NbSi nanowire quantum-phase-slip circuits: dc supercurrent blockade, microwave measurements and thermal analysis

TL;DR

This paper investigates quantum phase-slip phenomena in NbSi nanowire circuits through microwave experiments and thermal analysis, highlighting challenges in observing dual Shapiro steps due to elevated electron temperatures and Johnson noise.

Contribution

It provides a detailed experimental and theoretical study of QPS in NbSi nanowires, including a thermal model and design considerations for future quantum current standards.

Findings

No dual Shapiro steps observed due to thermal noise

Elevated electron temperature caused by resistors washed out expected signals

A numerical model informs future device design and measurement strategies

Abstract

We present a detailed report of microwave irradiation of ultra-narrow superconducting nanowires.

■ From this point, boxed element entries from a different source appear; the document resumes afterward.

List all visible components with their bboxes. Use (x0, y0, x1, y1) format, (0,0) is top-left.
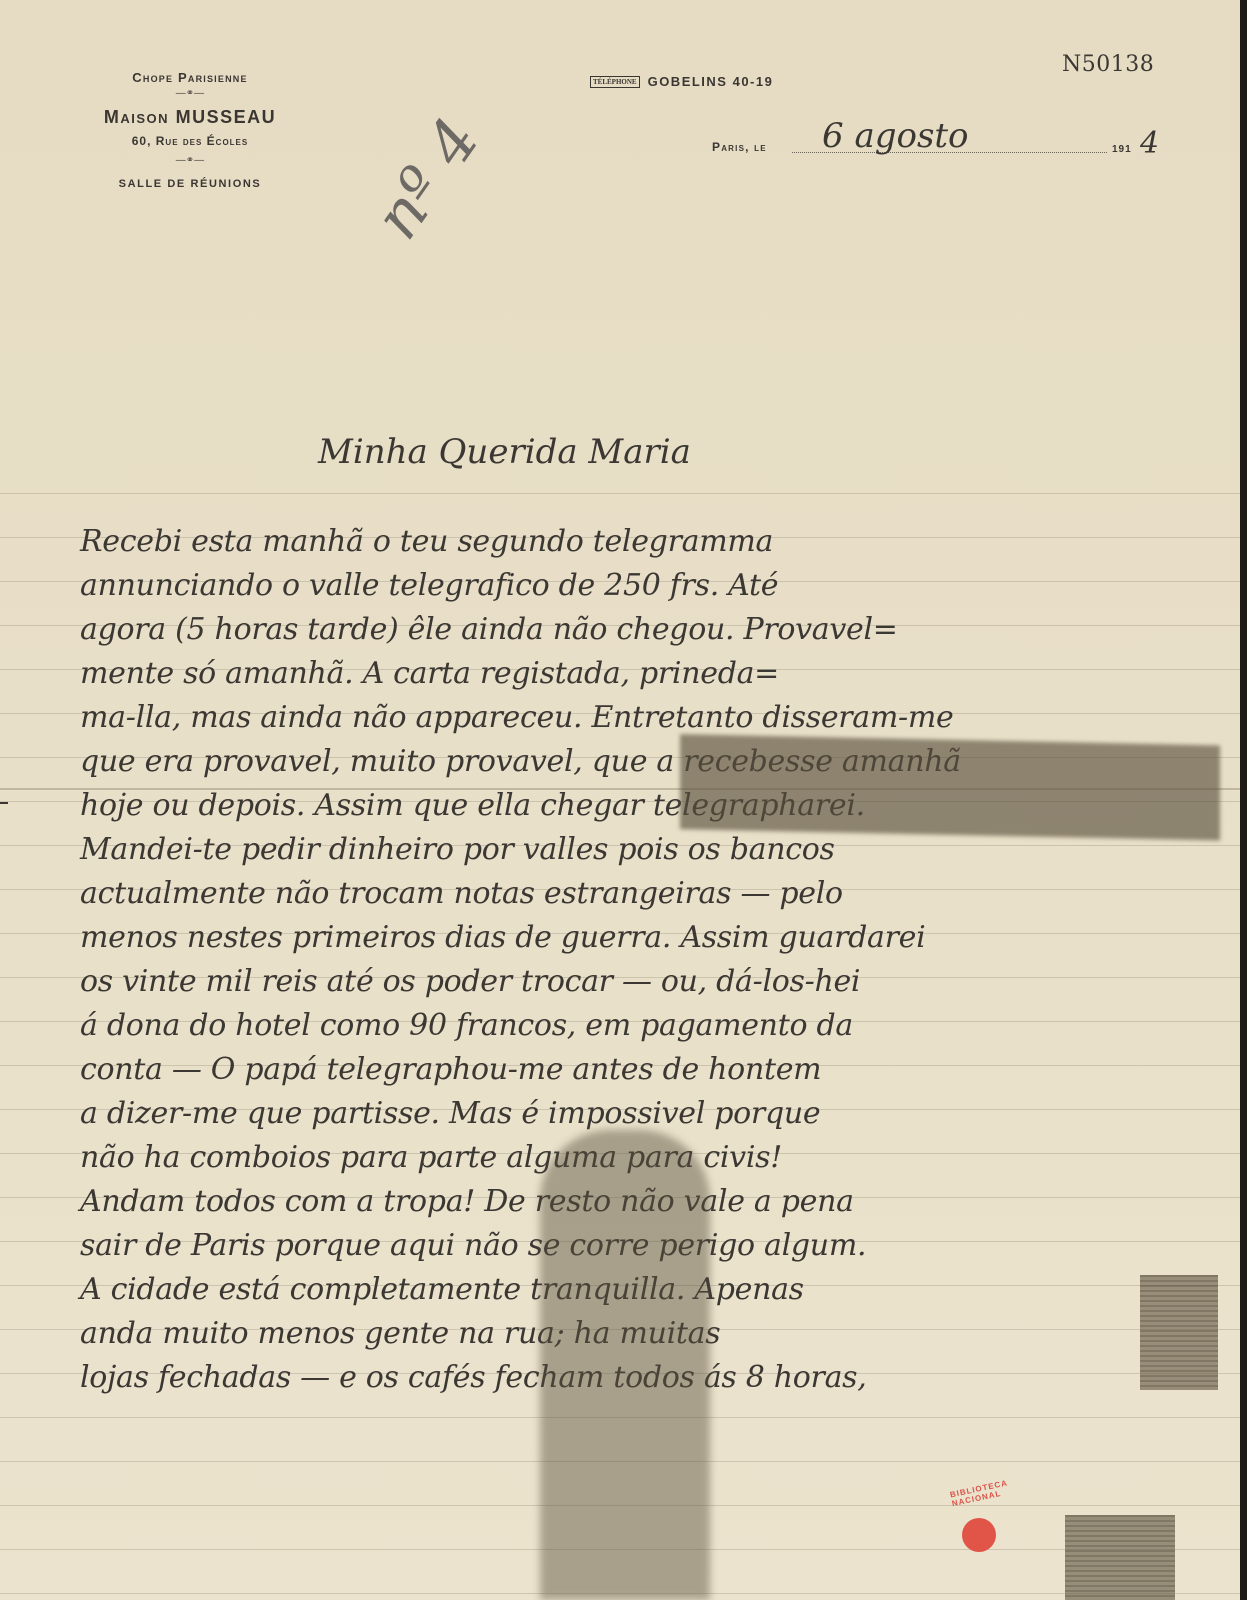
establishment-name: Chope Parisienne (70, 70, 310, 85)
archive-number: N50138 (1062, 52, 1154, 77)
repair-tape (1065, 1515, 1175, 1600)
body-line: mente só amanhã. A carta registada, prin… (80, 652, 1060, 696)
salutation: Minha Querida Maria (318, 432, 691, 472)
scan-edge (1240, 0, 1247, 1600)
body-line: menos nestes primeiros dias de guerra. A… (80, 916, 1060, 960)
date-handwritten: 6 agosto (822, 116, 969, 156)
letter-page: Chope Parisienne —⚭— Maison MUSSEAU 60, … (0, 0, 1240, 1600)
telephone-line: TÉLÉPHONE GOBELINS 40-19 (590, 74, 773, 89)
maison-title: MUSSEAU (176, 107, 277, 127)
telephone-icon: TÉLÉPHONE (590, 76, 640, 88)
year-handwritten: 4 (1140, 126, 1159, 161)
repair-tape (1140, 1275, 1218, 1390)
repair-tape (540, 1130, 710, 1600)
ornament-icon: —⚭— (70, 156, 310, 166)
body-line: á dona do hotel como 90 francos, em paga… (80, 1004, 1060, 1048)
body-line: ma-lla, mas ainda não appareceu. Entreta… (80, 696, 1060, 740)
margin-mark (0, 802, 8, 804)
body-line: Recebi esta manhã o teu segundo telegram… (80, 520, 1060, 564)
body-line: actualmente não trocam notas estrangeira… (80, 872, 1060, 916)
margin-note: nº 4 (360, 105, 493, 252)
address: 60, Rue des Écoles (70, 134, 310, 148)
repair-tape (680, 734, 1220, 840)
body-line: agora (5 horas tarde) êle ainda não cheg… (80, 608, 1060, 652)
maison-name: Maison MUSSEAU (70, 107, 310, 128)
stamp-seal-icon (962, 1518, 996, 1552)
body-line: annunciando o valle telegrafico de 250 f… (80, 564, 1060, 608)
library-stamp: BIBLIOTECA NACIONAL (950, 1480, 1050, 1570)
body-line: conta — O papá telegraphou-me antes de h… (80, 1048, 1060, 1092)
body-line: Mandei-te pedir dinheiro por valles pois… (80, 828, 1060, 872)
year-prefix: 191 (1112, 144, 1132, 155)
room-label: SALLE DE RÉUNIONS (70, 178, 310, 190)
maison-prefix: Maison (104, 107, 169, 127)
body-line: a dizer-me que partisse. Mas é impossive… (80, 1092, 1060, 1136)
letterhead-left: Chope Parisienne —⚭— Maison MUSSEAU 60, … (70, 70, 310, 190)
ornament-icon: —⚭— (70, 89, 310, 99)
phone-number: GOBELINS 40-19 (648, 74, 774, 89)
date-label: Paris, le (712, 140, 767, 154)
date-line: Paris, le 6 agosto 191 4 (712, 130, 1172, 170)
body-line: os vinte mil reis até os poder trocar — … (80, 960, 1060, 1004)
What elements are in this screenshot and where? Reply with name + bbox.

In our nanofabricated circuits containing a superconducting NbSi nanowire, a dc blockade of current flow was observed at low temperatures below a critical voltage Vc, a strong indicator of the existence of quantum phase-slip (QPS) in the nanowire. We describe the results of applying microwaves to these samples, using a range of frequencies and both continuous-wave and pulsed drive, in order to search for dual Shapiro steps which would constitute an unambiguous demonstration of quantum phase-slip. We observed no steps, and our subsequent thermal analysis suggests that the electron temperature in the series CrO resistors was significantly elevated above the substrate temperature, resulting in sufficient Johnson noise to wash out the steps. To understand the system and inform future work, we have constructed a numerical model of the dynamics of the circuit for dc and ac bias (both continuous wave and pulsed drive signals) in the presence of Johnson noise. Using this model, we outline important design considerations for device and measurement parameters which should be used in any future experiment to enable the observation of dual Shapiro steps at experimentally accessible temperatures and thus lead to the development of a QPS-based quantum current standard.